例えば、平成28年6月に入社した従業員がいるとします。
その従業員が、平成28年1月~5月まで別の会社で働いていた場合は、その別の会社が交付した「平成28年1月~5月までの源泉徴収票」が必要です。
前職の源泉徴収票がない社員への対応
国税庁発行の手引き書「年末調整のしかた(平成29年分)」において、次の記載があります。(53ページ)
前職分の給与とその徴収税額については、その人が前の給与の支払者から交付を受けた「給与所得の源泉徴収票」などで確認することになりますが、その確認ができるまではその人の年末調整は見合わせてください。
つまり、前職の源泉徴収票がない従業員については、年末調整ができません。
あとは従業員本人の問題になってしまい、従業員は自分で確定申告する必要が生じます。
こんな事例に要注意!
新入社員や、中途採用の従業員について、年末調整に気をつけるべき注意点を紹介しましょう。
(その1)前年分の源泉徴収票を持ってくる
よくあるのは、中途採用の従業員が、間違った源泉徴収票を持ってくることです。
- 必要なのは、今年(平成28年分)の源泉徴収票
- 従業員が持ってきたのは、前年(平成27年分)の源泉徴収票
笑い話のようですが、本当に多い事例です。
前職の退職時には、源泉徴収票を交付されていないのでしょう。このため、中途採用の従業員はよくわからないままに、手もとにあった前年分の源泉徴収票を持ってくるわけです。

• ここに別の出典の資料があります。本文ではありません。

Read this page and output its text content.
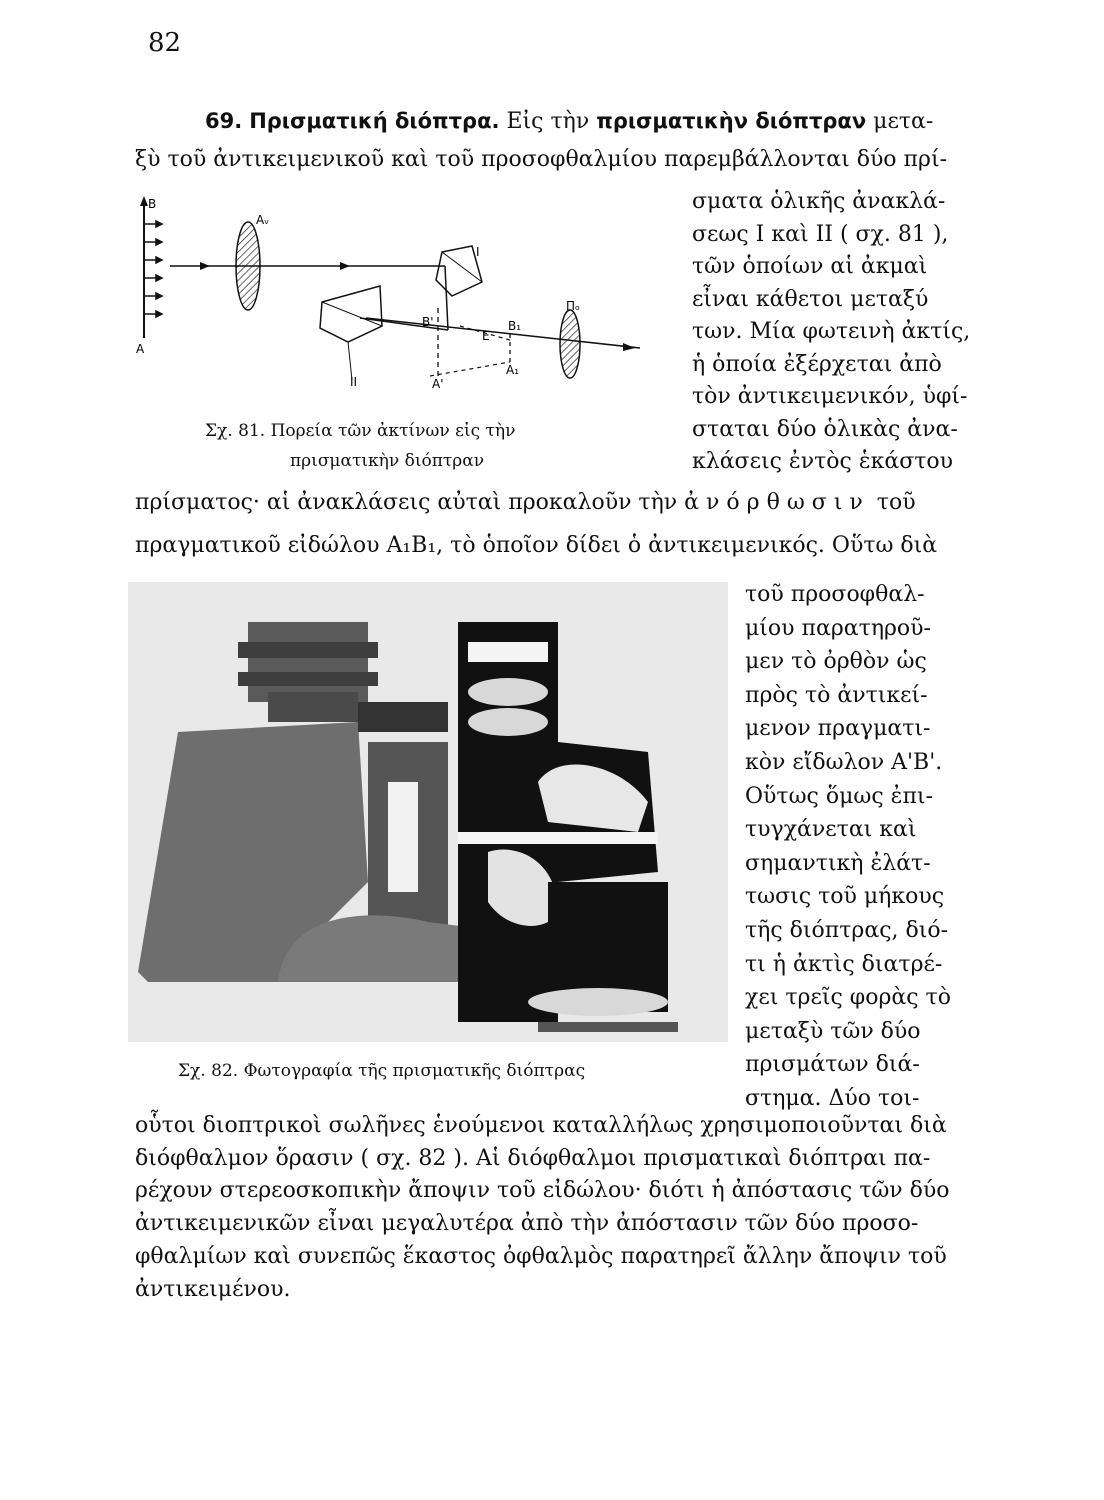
82
69. Πρισματική διόπτρα. Εἰς τὴν πρισματικὴν διόπτραν μετα-
ξὺ τοῦ ἀντικειμενικοῦ καὶ τοῦ προσοφθαλμίου παρεμβάλλονται δύο πρί-
σματα ὁλικῆς ἀνακλά-
σεως I καὶ II ( σχ. 81 ),
τῶν ὁποίων αἱ ἀκμαὶ
εἶναι κάθετοι μεταξύ
των. Μία φωτεινὴ ἀκτίς,
ἡ ὁποία ἐξέρχεται ἀπὸ
τὸν ἀντικειμενικόν, ὑφί-
σταται δύο ὁλικὰς ἀνα-
κλάσεις ἐντὸς ἑκάστου
B
A
Aᵥ
I
II
B'
A'
E
B₁
A₁
Πₒ
Σχ. 81. Πορεία τῶν ἀκτίνων εἰς τὴν
πρισματικὴν διόπτραν
πρίσματος· αἱ ἀνακλάσεις αὐταὶ προκαλοῦν τὴν ἀνόρθωσιν τοῦ
πραγματικοῦ εἰδώλου A₁B₁, τὸ ὁποῖον δίδει ὁ ἀντικειμενικός. Οὕτω διὰ
τοῦ προσοφθαλ-
μίου παρατηροῦ-
μεν τὸ ὀρθὸν ὡς
πρὸς τὸ ἀντικεί-
μενον πραγματι-
κὸν εἴδωλον A'B'.
Οὕτως ὅμως ἐπι-
τυγχάνεται καὶ
σημαντικὴ ἐλάτ-
τωσις τοῦ μήκους
τῆς διόπτρας, διό-
τι ἡ ἀκτὶς διατρέ-
χει τρεῖς φορὰς τὸ
μεταξὺ τῶν δύο
πρισμάτων διά-
στημα. Δύο τοι-
Σχ. 82. Φωτογραφία τῆς πρισματικῆς διόπτρας
οὗτοι διοπτρικοὶ σωλῆνες ἑνούμενοι καταλλήλως χρησιμοποιοῦνται διὰ
διόφθαλμον ὅρασιν ( σχ. 82 ). Αἱ διόφθαλμοι πρισματικαὶ διόπτραι πα-
ρέχουν στερεοσκοπικὴν ἄποψιν τοῦ εἰδώλου· διότι ἡ ἀπόστασις τῶν δύο
ἀντικειμενικῶν εἶναι μεγαλυτέρα ἀπὸ τὴν ἀπόστασιν τῶν δύο προσο-
φθαλμίων καὶ συνεπῶς ἕκαστος ὀφθαλμὸς παρατηρεῖ ἄλλην ἄποψιν τοῦ
ἀντικειμένου.
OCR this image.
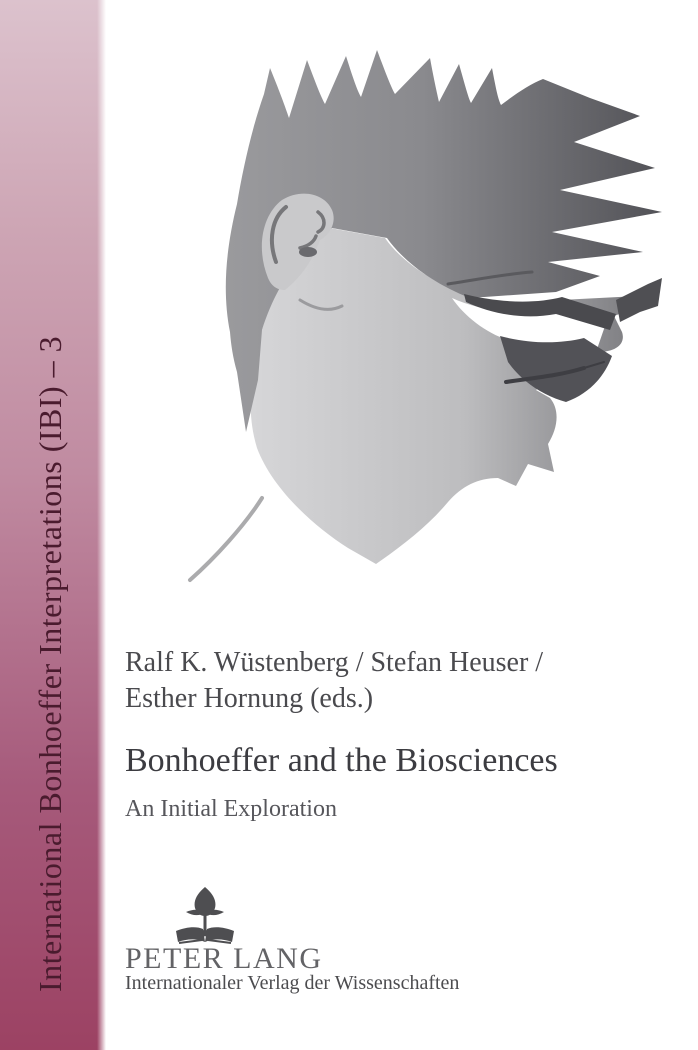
International Bonhoeffer Interpretations (IBI) – 3	Ralf K. Wüstenberg / Stefan Heuser /
Esther Hornung (eds.)
Bonhoeffer and the Biosciences
An Initial Exploration
PETER LANG
Internationaler Verlag der Wissenschaften
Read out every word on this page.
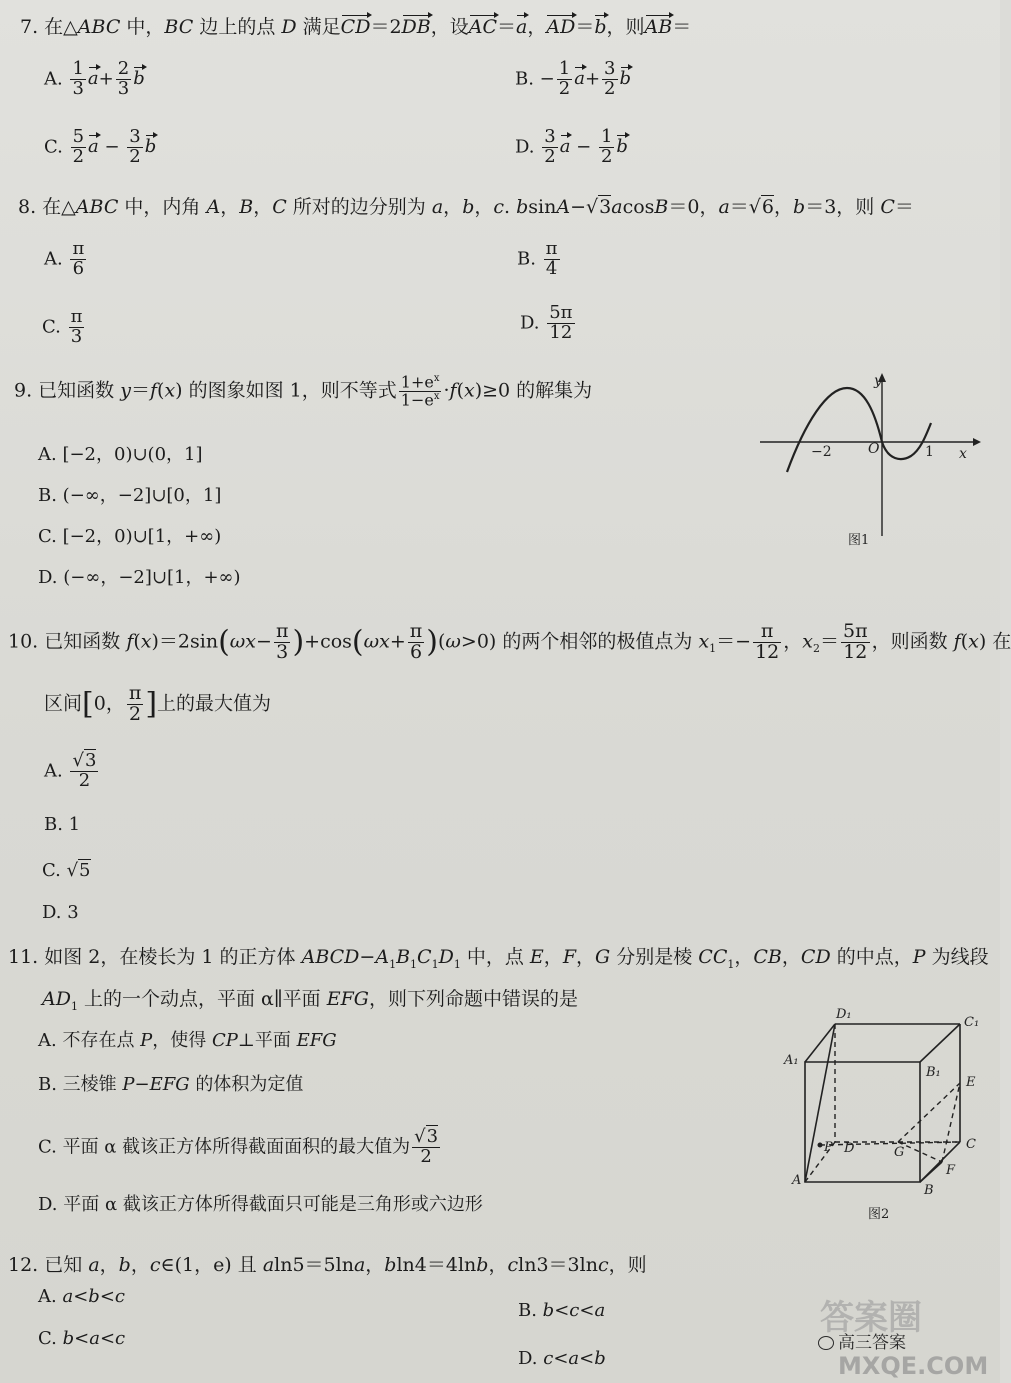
7. 在△ABC 中，BC 边上的点 D 满足CD＝2DB，设AC＝a，AD＝b，则AB＝
A. $\frac{1}{3} a+ \frac{2}{3}$ b	B. − $\frac{1}{2} a+ \frac{3}{2}$ b
C. $\frac{5}{2}$ $a - \frac{3}{2}$ b	D. $\frac{3}{2}$ $a - \frac{1}{2}$ b
8. 在△ABC 中，内角 A，B，C 所对的边分别为 a，b，c. bsinA−√3acosB＝0，a＝√6，b＝3，则 C＝
A. $\frac{\pi}{6}$	B. $\frac{\pi}{4}$
C. $\frac{\pi}{3}$	D. $\frac{5\pi}{12}$
9. 已知函数 y＝f(x) 的图象如图 1，则不等式 $\frac{1+e^x}{1-e^x} \cdot f(x)\ge 0$ 的解集为
A. [−2，0)∪(0，1]
B. (−∞，−2]∪[0，1]
C. [−2，0)∪[1，+∞)
D. (−∞，−2]∪[1，+∞)
−2	O	1 x
y
图1
10. 已知函数 $f(x)=2\sin(\omega x- \frac{\pi}{3} )+\cos(\omega x+ \frac{\pi}{6} )(\omega>0)$ 的两个相邻的极值点为 $x_1=- \frac{\pi}{12}$ ，$x_2= \frac{5\pi}{12}$ ，则函数 f(x) 在
区间[0， $\frac{\pi}{2}$ ]上的最大值为
A. $\frac{√3}{2}$
B. 1
C. √5
D. 3
11. 如图 2，在棱长为 1 的正方体 $ABCD-A_1B_1C_1D_1$ 中，点 E，F，G 分别是棱 $CC_1$，CB，CD 的中点，P 为线段
$AD_1$ 上的一个动点，平面 α∥平面 EFG，则下列命题中错误的是
A. 不存在点 P，使得 CP⊥平面 EFG
B. 三棱锥 P−EFG 的体积为定值
C. 平面 α 截该正方体所得截面面积的最大值为 $\frac{√3}{2}$
D. 平面 α 截该正方体所得截面只可能是三角形或六边形
D₁
C₁
A₁
B₁
E
P D	G
C
A
F
B
图2
12. 已知 a，b，c∈(1，e) 且 aln5＝5lna，bln4＝4lnb，cln3＝3lnc，则
A. a<b<c
B. b<c<a
C. b<a<c
D. c<a<b
答案圈
高三答案
MXQE.COM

このミスに気づき、再度、正しい源泉徴収票を持ってくるようにお願いしても、時間切れになってしまう恐れもあります。
中途採用の従業員には、今年の源泉徴収票であることをあらかじめ念を押したほうがよいでしょう。
(その2)アルバイトの前歴があった
新卒の従業員で多いのは、次の事例です。
- 就職したのが平成28年4月
- 平成28年1月~3月までは学生で、アルバイトをしていた
この場合でも、アルバイトは「前職」に該当します。
しかし、アルバイトの前歴について会社が確認をしていないことも多く、そのまま年末調整を行ってしまう事例も、実際にはあると考えられます。
(その3)以前の勤務先を円満に退職していない
中途採用の従業員が、源泉徴収票の持参をしぶるケースがあります。例えば、以前の勤務先を円満に退職しておらず、源泉徴収票も受け取っていないことがあります。
この場合、従業員は正直に「源泉徴収票を持ってこられない」といいづらいようです。そして、そのまま時間切れになり、年末調整ができなかったという事例も見受けられます。
会社としては、別に年末調整をしなくても問題はありません。しかし、その社員にとっては、年末調整をしないと不利になるケースも多いです。
こうした点をふまえて、次のアドバイスを事前に伝えると親切でしょう。
- 前職の源泉徴収票がないと、今年の年末調整や確定申告ができず、税金を多めに負担する場合も多いこと
- 以前の勤務先は、退職後1月以内に源泉徴収票を交付する「法律上の義務」があること(所得税法226条1項)
- 電話ではなく、書面を郵送して、源泉徴収票の交付を依頼しても問題ないこと
- 交付が見込めない場合は、税務署に「源泉徴収票不交付の届出手続」を行うことで、税務署からも指導してもらえること
- 深刻なトラブルの場合は、相談機関の利用も検討した方がいいこと(参考:離職前の会社との間で、労働に関するトラブルが発生しているのですが、公的な相談機関を教えてください。(ハローワークインターネットサービス))
ようやく源泉徴収票が交付されても、年末調整に間に合わなかった場合は、自分で確定申告をするように伝えましょう。
まとめ
新卒の従業員や、中途採用の従業員について、年末調整に気をつけるべき点を紹介しました。
はやめはやめに源泉徴収票の準備をうながしましょう。前職の源泉徴収票がないと、年末調整はできません。
従業員にとっても、年末調整が完了しないと、正しくない税金の納付状況になっているわけです。できれば、年末調整で済ませるのが理想といえるでしょう。